I often suggest methods and ways to help your child with guitar time at home and am realizing more and more that while it’s easy to suggest ideas, actually sitting down for a 10-20 minute “guitar time” four or five times a week is challenging given the stresses and other activities vying for our attention. So, I’d like to assert that I am now in the same boat that all of you are in with your little (and not so little anymore!) aspiring musicians and yet am paradoxically even more aware that active music making is fundamentally important on many, many levels.
Over the years I’ve read my share of articles and studies about music and education and it’s hard to not reiterate that children who actively participate in music making tend to do better in reading and math when they start school, develop a higher self-esteem, and are able to focus better at individual tasks. Music also enhances their memory skills, poise, and self-expression. And, of course, it brings them and us joy. For all these reasons, making music is not just fun, but vital – in infancy, throughout childhood, and beyond.
For those of you just embarking on the first steps with lessons (and while the novelty still helps keep you and your child inspired), etch out a permanent “guitar time” in your schedule and actively help your children develop as musicians. The more per week the better, but keep it short and fun. For those of you who have children past the novelty stage, don’t forget to recognize and praise your child’s musical efforts.
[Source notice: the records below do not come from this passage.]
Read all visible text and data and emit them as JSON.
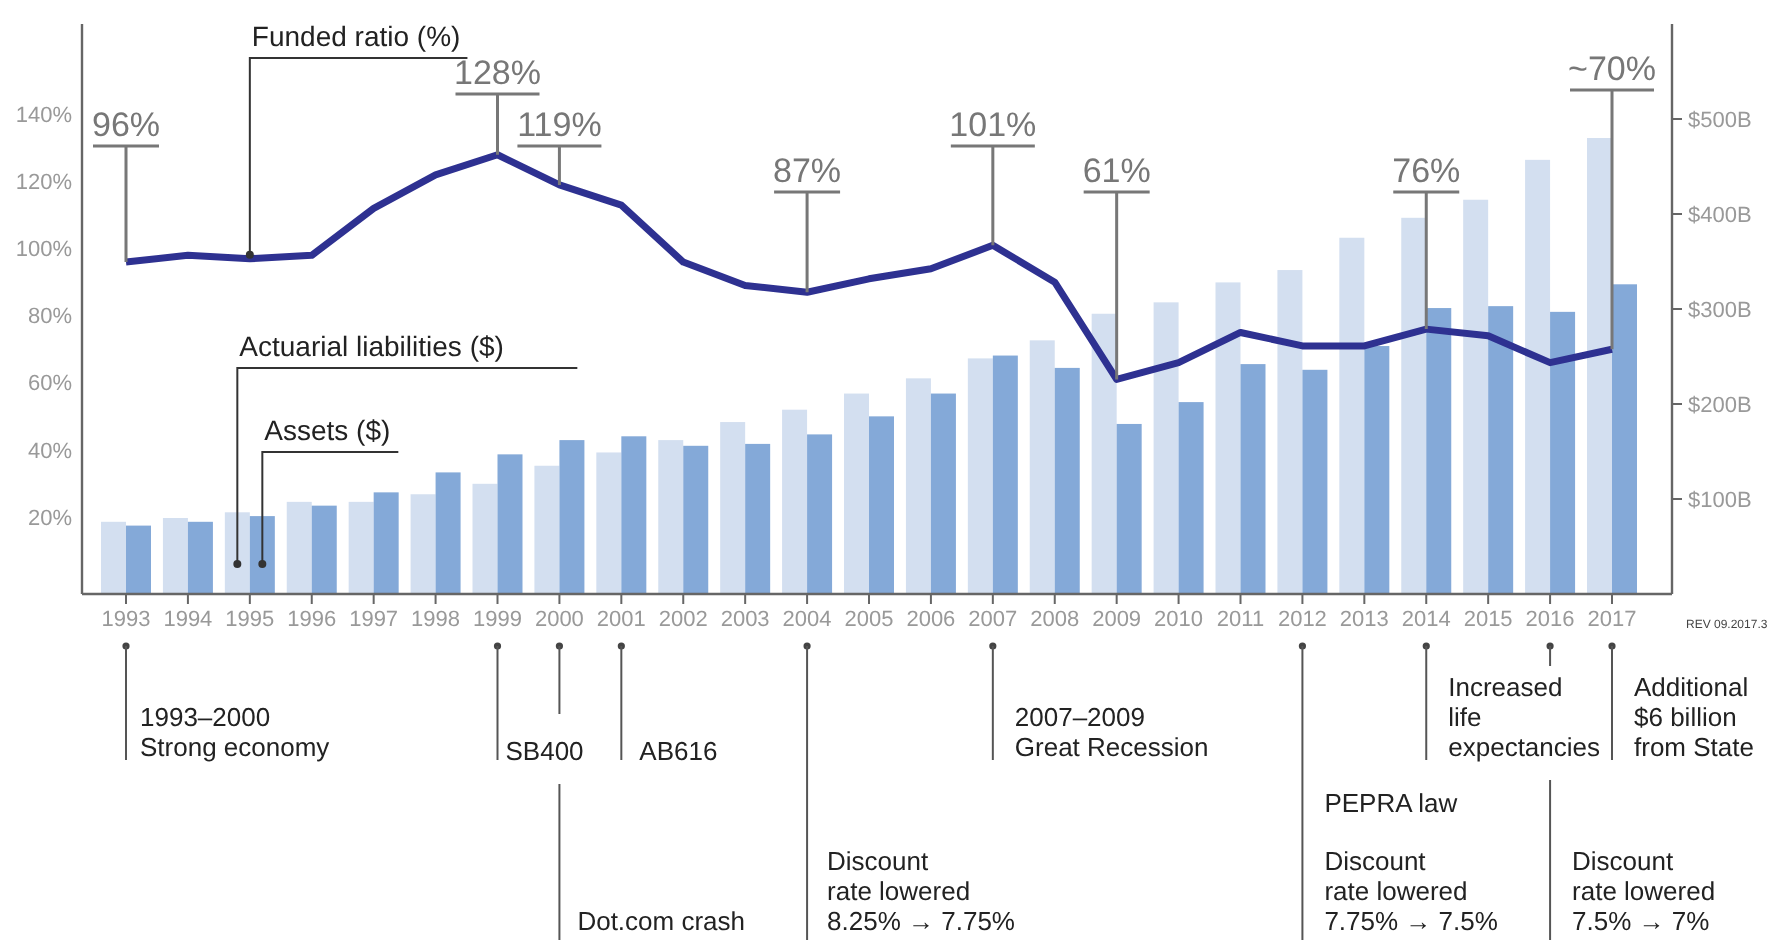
{
  "chart_data": {
    "type": "bar",
    "categories": [
      "1993",
      "1994",
      "1995",
      "1996",
      "1997",
      "1998",
      "1999",
      "2000",
      "2001",
      "2002",
      "2003",
      "2004",
      "2005",
      "2006",
      "2007",
      "2008",
      "2009",
      "2010",
      "2011",
      "2012",
      "2013",
      "2014",
      "2015",
      "2016",
      "2017"
    ],
    "series": [
      {
        "name": "Actuarial liabilities ($)",
        "axis": "y2",
        "color": "#d3dff0",
        "values": [
          76,
          80,
          86,
          97,
          97,
          105,
          116,
          135,
          149,
          162,
          181,
          194,
          211,
          227,
          248,
          267,
          295,
          307,
          328,
          341,
          375,
          396,
          415,
          457,
          480
        ]
      },
      {
        "name": "Assets ($)",
        "axis": "y2",
        "color": "#84a9d8",
        "values": [
          72,
          76,
          82,
          93,
          107,
          128,
          147,
          162,
          166,
          156,
          158,
          168,
          187,
          211,
          251,
          238,
          179,
          202,
          242,
          236,
          261,
          301,
          303,
          297,
          326
        ]
      },
      {
        "name": "Funded ratio (%)",
        "type": "line",
        "color": "#2e3191",
        "marker": "none",
        "values": [
          96,
          98,
          97,
          98,
          112,
          122,
          128,
          119,
          113,
          96,
          89,
          87,
          91,
          94,
          101,
          90,
          61,
          66,
          75,
          71,
          71,
          76,
          74,
          66,
          70
        ]
      }
    ],
    "ylim": [
      -3,
      167
    ],
    "yticks": [
      {
        "value": 20,
        "label": "20%"
      },
      {
        "value": 40,
        "label": "40%"
      },
      {
        "value": 60,
        "label": "60%"
      },
      {
        "value": 80,
        "label": "80%"
      },
      {
        "value": 100,
        "label": "100%"
      },
      {
        "value": 120,
        "label": "120%"
      },
      {
        "value": 140,
        "label": "140%"
      }
    ],
    "y2lim": [
      0,
      600
    ],
    "y2ticks": [
      {
        "value": 100,
        "label": "$100B"
      },
      {
        "value": 200,
        "label": "$200B"
      },
      {
        "value": 300,
        "label": "$300B"
      },
      {
        "value": 400,
        "label": "$400B"
      },
      {
        "value": 500,
        "label": "$500B"
      }
    ],
    "grid": false,
    "legend": false,
    "annotations": [
      {
        "text": "96%",
        "x": "1993",
        "y": 96
      },
      {
        "text": "128%",
        "x": "1999",
        "y": 128
      },
      {
        "text": "119%",
        "x": "2000",
        "y": 119
      },
      {
        "text": "87%",
        "x": "2004",
        "y": 87
      },
      {
        "text": "101%",
        "x": "2007",
        "y": 101
      },
      {
        "text": "61%",
        "x": "2009",
        "y": 61
      },
      {
        "text": "76%",
        "x": "2014",
        "y": 76
      },
      {
        "text": "~70%",
        "x": "2017",
        "y": 70
      },
      "1993–2000\nStrong economy",
      "SB400",
      "Dot.com crash",
      "AB616",
      "Discount\nrate lowered\n8.25% → 7.75%",
      "2007–2009\nGreat Recession",
      "PEPRA law",
      "Discount\nrate lowered\n7.75% → 7.5%",
      "Increased\nlife\nexpectancies",
      "Discount\nrate lowered\n7.5% → 7%",
      "Additional\n$6 billion\nfrom State",
      "REV 09.2017.3"
    ]
  }
}
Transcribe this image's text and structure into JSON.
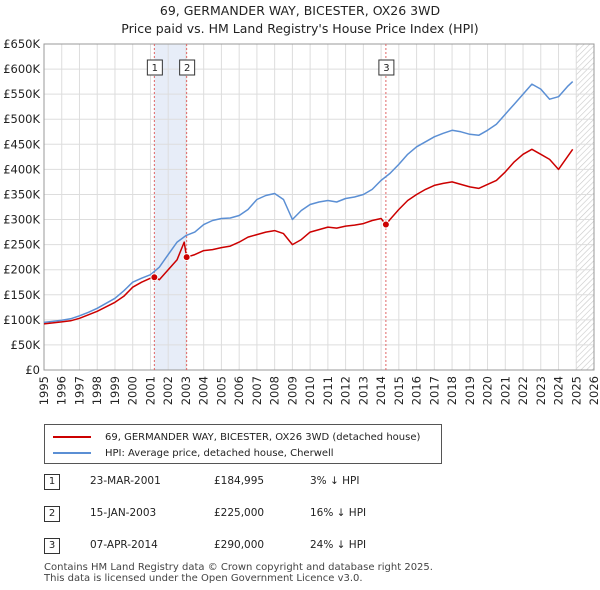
{
  "title_line1": "69, GERMANDER WAY, BICESTER, OX26 3WD",
  "title_line2": "Price paid vs. HM Land Registry's House Price Index (HPI)",
  "chart_data": {
    "type": "line",
    "xlim": [
      1995,
      2026
    ],
    "ylim": [
      0,
      650000
    ],
    "x_ticks": [
      "1995",
      "1996",
      "1997",
      "1998",
      "1999",
      "2000",
      "2001",
      "2002",
      "2003",
      "2004",
      "2005",
      "2006",
      "2007",
      "2008",
      "2009",
      "2010",
      "2011",
      "2012",
      "2013",
      "2014",
      "2015",
      "2016",
      "2017",
      "2018",
      "2019",
      "2020",
      "2021",
      "2022",
      "2023",
      "2024",
      "2025",
      "2026"
    ],
    "y_ticks": [
      {
        "value": 0,
        "label": "£0"
      },
      {
        "value": 50000,
        "label": "£50K"
      },
      {
        "value": 100000,
        "label": "£100K"
      },
      {
        "value": 150000,
        "label": "£150K"
      },
      {
        "value": 200000,
        "label": "£200K"
      },
      {
        "value": 250000,
        "label": "£250K"
      },
      {
        "value": 300000,
        "label": "£300K"
      },
      {
        "value": 350000,
        "label": "£350K"
      },
      {
        "value": 400000,
        "label": "£400K"
      },
      {
        "value": 450000,
        "label": "£450K"
      },
      {
        "value": 500000,
        "label": "£500K"
      },
      {
        "value": 550000,
        "label": "£550K"
      },
      {
        "value": 600000,
        "label": "£600K"
      },
      {
        "value": 650000,
        "label": "£650K"
      }
    ],
    "series": [
      {
        "name": "69, GERMANDER WAY, BICESTER, OX26 3WD (detached house)",
        "color": "#cc0000",
        "x": [
          1995.0,
          1995.5,
          1996.0,
          1996.5,
          1997.0,
          1997.5,
          1998.0,
          1998.5,
          1999.0,
          1999.5,
          2000.0,
          2000.5,
          2001.0,
          2001.22,
          2001.5,
          2002.0,
          2002.5,
          2002.9,
          2003.04,
          2003.5,
          2004.0,
          2004.5,
          2005.0,
          2005.5,
          2006.0,
          2006.5,
          2007.0,
          2007.5,
          2008.0,
          2008.5,
          2009.0,
          2009.5,
          2010.0,
          2010.5,
          2011.0,
          2011.5,
          2012.0,
          2012.5,
          2013.0,
          2013.5,
          2014.0,
          2014.27,
          2014.5,
          2015.0,
          2015.5,
          2016.0,
          2016.5,
          2017.0,
          2017.5,
          2018.0,
          2018.5,
          2019.0,
          2019.5,
          2020.0,
          2020.5,
          2021.0,
          2021.5,
          2022.0,
          2022.5,
          2023.0,
          2023.5,
          2024.0,
          2024.5,
          2024.8
        ],
        "y": [
          92000,
          94000,
          96000,
          98000,
          103000,
          110000,
          117000,
          126000,
          135000,
          147000,
          165000,
          175000,
          183000,
          184995,
          180000,
          200000,
          220000,
          255000,
          225000,
          230000,
          238000,
          240000,
          244000,
          247000,
          255000,
          265000,
          270000,
          275000,
          278000,
          272000,
          250000,
          260000,
          275000,
          280000,
          285000,
          283000,
          287000,
          289000,
          292000,
          298000,
          302000,
          290000,
          300000,
          320000,
          338000,
          350000,
          360000,
          368000,
          372000,
          375000,
          370000,
          365000,
          362000,
          370000,
          378000,
          395000,
          415000,
          430000,
          440000,
          430000,
          420000,
          400000,
          425000,
          440000
        ]
      },
      {
        "name": "HPI: Average price, detached house, Cherwell",
        "color": "#5b8fd4",
        "x": [
          1995.0,
          1995.5,
          1996.0,
          1996.5,
          1997.0,
          1997.5,
          1998.0,
          1998.5,
          1999.0,
          1999.5,
          2000.0,
          2000.5,
          2001.0,
          2001.5,
          2002.0,
          2002.5,
          2003.0,
          2003.5,
          2004.0,
          2004.5,
          2005.0,
          2005.5,
          2006.0,
          2006.5,
          2007.0,
          2007.5,
          2008.0,
          2008.5,
          2009.0,
          2009.5,
          2010.0,
          2010.5,
          2011.0,
          2011.5,
          2012.0,
          2012.5,
          2013.0,
          2013.5,
          2014.0,
          2014.5,
          2015.0,
          2015.5,
          2016.0,
          2016.5,
          2017.0,
          2017.5,
          2018.0,
          2018.5,
          2019.0,
          2019.5,
          2020.0,
          2020.5,
          2021.0,
          2021.5,
          2022.0,
          2022.5,
          2023.0,
          2023.5,
          2024.0,
          2024.5,
          2024.8
        ],
        "y": [
          95000,
          97000,
          99000,
          102000,
          108000,
          115000,
          123000,
          133000,
          143000,
          158000,
          175000,
          183000,
          190000,
          205000,
          230000,
          255000,
          268000,
          275000,
          290000,
          298000,
          302000,
          303000,
          308000,
          320000,
          340000,
          348000,
          352000,
          340000,
          300000,
          318000,
          330000,
          335000,
          338000,
          335000,
          342000,
          345000,
          350000,
          360000,
          378000,
          392000,
          410000,
          430000,
          445000,
          455000,
          465000,
          472000,
          478000,
          475000,
          470000,
          468000,
          478000,
          490000,
          510000,
          530000,
          550000,
          570000,
          560000,
          540000,
          545000,
          565000,
          575000
        ]
      }
    ],
    "sales": [
      {
        "label": "1",
        "x": 2001.22,
        "y": 184995
      },
      {
        "label": "2",
        "x": 2003.04,
        "y": 225000
      },
      {
        "label": "3",
        "x": 2014.27,
        "y": 290000
      }
    ],
    "shaded_period": [
      2001.22,
      2003.04
    ],
    "forecast_start": 2025.0
  },
  "legend": {
    "property_label": "69, GERMANDER WAY, BICESTER, OX26 3WD (detached house)",
    "hpi_label": "HPI: Average price, detached house, Cherwell"
  },
  "transactions": [
    {
      "num": "1",
      "date": "23-MAR-2001",
      "price": "£184,995",
      "hpi": "3% ↓ HPI"
    },
    {
      "num": "2",
      "date": "15-JAN-2003",
      "price": "£225,000",
      "hpi": "16% ↓ HPI"
    },
    {
      "num": "3",
      "date": "07-APR-2014",
      "price": "£290,000",
      "hpi": "24% ↓ HPI"
    }
  ],
  "footer": {
    "line1": "Contains HM Land Registry data © Crown copyright and database right 2025.",
    "line2": "This data is licensed under the Open Government Licence v3.0."
  }
}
Sitting down next to them as they play and asking them to show you how to do what they do will encourage their confidence. Helping them make lists of guitar activities that they can check off throughout the week towards a prize is also encouraging. Unexpected rewards are great, too: “I heard you play through two of your songs and a scale and thought you should have a treat for sounding beautiful and trying hard.” For those of you who want to shake things up a bit, attend a live concert, start learning an instrument, or help your child organize a “house concert” for friends and family.